Großes Publikum im Paul-Löbe-Haus
Die mehrwöchigen Verhandlungen waren sowohl von inhaltlichen Meinungsverschiedenheiten als auch einem gewissen Zeitdruck geprägt, da insbesondere die Zollpolitik von US-Präsident Donald J. Trump dieser Tage für weltumspannende Herausforderungen sorgt.
Am Mittwochnachmittag wurden endlich Ergebnisse präsentiert: Im platztechnisch ausgelasteten Berliner Paul-Löbe-Haus traten Friedrich Merz (CDU), Markus Söder (CSU), Lars Klingbeil und Saskia Esken (beide SPD) vor die Presse, um Details aus dem neuen Koalitionsvertrag – ein 144 Seiten starkes Dokument namens "Verantwortung für Deutschland" - vorzustellen.
Laut Vertragt erkennt die Koalition große geopolitische und gesellschaftliche Herausforderungen – vom Ukrainekrieg über wirtschaftliche Stagnation bis zur gesellschaftlichen Polarisierung. Ziel ist ein handlungsfähiger Staat, der Stabilität, Sicherheit und sozialen Zusammenhalt sichert. CDU, CSU und SPD bekennen sich zur Sozialen Marktwirtschaft, Reformorientierung und Verantwortung in der Mitte der Gesellschaft.

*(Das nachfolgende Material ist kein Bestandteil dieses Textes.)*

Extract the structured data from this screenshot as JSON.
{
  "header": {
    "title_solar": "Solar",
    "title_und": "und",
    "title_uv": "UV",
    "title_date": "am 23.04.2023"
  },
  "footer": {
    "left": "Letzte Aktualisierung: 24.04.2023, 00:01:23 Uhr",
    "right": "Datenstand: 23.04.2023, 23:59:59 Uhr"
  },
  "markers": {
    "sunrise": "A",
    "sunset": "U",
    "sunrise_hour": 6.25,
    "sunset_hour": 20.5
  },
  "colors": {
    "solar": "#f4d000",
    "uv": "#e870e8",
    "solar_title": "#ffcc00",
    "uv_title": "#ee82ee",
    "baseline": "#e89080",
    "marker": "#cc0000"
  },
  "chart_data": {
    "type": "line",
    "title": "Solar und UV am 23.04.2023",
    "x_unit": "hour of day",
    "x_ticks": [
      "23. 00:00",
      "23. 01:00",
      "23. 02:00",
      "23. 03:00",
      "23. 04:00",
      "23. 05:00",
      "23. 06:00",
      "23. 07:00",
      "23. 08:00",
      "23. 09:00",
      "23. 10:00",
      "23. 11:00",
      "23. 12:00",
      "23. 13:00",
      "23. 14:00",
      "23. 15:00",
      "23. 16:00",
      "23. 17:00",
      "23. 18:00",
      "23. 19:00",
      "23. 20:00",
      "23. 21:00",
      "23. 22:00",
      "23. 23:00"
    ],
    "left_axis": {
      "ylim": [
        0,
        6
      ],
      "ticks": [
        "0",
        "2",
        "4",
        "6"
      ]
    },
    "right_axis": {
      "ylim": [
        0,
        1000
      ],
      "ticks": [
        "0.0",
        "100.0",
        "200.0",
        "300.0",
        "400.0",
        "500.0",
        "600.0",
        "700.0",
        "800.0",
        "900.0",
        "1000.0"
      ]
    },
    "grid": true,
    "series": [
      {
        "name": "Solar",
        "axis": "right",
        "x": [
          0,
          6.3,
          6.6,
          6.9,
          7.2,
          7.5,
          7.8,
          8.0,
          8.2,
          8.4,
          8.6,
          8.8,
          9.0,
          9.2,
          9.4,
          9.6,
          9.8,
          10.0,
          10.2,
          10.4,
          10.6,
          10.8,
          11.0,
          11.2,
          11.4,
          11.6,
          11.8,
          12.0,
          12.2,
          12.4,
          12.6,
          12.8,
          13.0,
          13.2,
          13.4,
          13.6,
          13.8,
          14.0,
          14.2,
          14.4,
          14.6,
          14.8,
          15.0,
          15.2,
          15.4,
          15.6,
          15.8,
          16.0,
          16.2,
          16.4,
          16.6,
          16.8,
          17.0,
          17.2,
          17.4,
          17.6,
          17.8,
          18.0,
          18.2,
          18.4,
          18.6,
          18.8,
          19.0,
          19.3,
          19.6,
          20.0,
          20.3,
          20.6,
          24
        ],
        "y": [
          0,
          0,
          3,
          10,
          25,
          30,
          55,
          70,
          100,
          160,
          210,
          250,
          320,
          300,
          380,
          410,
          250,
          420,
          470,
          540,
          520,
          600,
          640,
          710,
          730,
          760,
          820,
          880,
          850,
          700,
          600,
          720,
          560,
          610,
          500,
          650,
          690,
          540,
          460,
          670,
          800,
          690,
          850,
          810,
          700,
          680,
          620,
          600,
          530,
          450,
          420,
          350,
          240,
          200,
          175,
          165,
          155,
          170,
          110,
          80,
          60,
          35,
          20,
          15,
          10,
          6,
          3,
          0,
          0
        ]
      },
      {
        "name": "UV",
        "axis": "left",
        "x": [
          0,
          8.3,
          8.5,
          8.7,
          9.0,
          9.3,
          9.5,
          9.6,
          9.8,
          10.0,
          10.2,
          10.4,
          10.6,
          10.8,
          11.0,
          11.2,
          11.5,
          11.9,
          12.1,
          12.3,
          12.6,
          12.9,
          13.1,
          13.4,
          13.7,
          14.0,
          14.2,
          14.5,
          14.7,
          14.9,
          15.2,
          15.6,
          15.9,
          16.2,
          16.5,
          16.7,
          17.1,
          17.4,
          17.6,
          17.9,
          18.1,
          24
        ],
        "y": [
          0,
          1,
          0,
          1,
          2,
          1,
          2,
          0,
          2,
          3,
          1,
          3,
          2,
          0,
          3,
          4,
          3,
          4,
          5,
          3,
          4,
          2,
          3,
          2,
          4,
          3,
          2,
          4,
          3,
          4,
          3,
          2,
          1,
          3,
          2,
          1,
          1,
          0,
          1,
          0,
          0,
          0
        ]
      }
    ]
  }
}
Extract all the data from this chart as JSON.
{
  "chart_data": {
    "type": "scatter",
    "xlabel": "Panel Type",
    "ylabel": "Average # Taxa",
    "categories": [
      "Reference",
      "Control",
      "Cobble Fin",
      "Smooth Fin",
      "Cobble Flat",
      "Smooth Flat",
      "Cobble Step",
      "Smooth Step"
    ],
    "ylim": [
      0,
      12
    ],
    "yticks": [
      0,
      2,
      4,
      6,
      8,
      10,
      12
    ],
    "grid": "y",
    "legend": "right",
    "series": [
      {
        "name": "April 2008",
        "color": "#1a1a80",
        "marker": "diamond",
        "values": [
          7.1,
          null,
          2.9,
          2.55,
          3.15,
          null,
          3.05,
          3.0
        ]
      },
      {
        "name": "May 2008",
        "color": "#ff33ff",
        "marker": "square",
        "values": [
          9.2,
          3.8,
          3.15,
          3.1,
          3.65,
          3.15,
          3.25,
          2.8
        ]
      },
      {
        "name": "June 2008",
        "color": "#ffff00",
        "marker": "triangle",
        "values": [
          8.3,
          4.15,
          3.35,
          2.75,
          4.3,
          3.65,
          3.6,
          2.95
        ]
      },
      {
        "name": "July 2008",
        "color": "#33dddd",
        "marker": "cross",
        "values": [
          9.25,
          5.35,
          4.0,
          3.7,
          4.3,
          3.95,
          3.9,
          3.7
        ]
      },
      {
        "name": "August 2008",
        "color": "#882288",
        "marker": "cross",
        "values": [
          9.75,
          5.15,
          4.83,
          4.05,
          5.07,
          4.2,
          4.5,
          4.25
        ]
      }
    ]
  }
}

Nachfolgend ein grober Auszug mit ausgewählten Vorhaben in verschiedenen Sektoren:
Steuern
- Einkommensteuer: Senkung für kleine und mittlere Einkommen zur Mitte der Legislaturperiode. Die Schere zwischen Kinderfreibeträgen und Kindergeld soll verringert werden, der Entlastungsbetrag für Alleinerziehende steigt.
- Körperschaftsteuer: Ab 2028 schrittweise Senkung um fünf Prozentpunkte.
- Gewerbesteuer: Der Mindesthebesatz steigt von 200 Prozent auf 280 Prozent. Maßnahmen gegen Scheinsitzverlagerungen und Steuerwettbewerb unter Kommunen sollen greifen.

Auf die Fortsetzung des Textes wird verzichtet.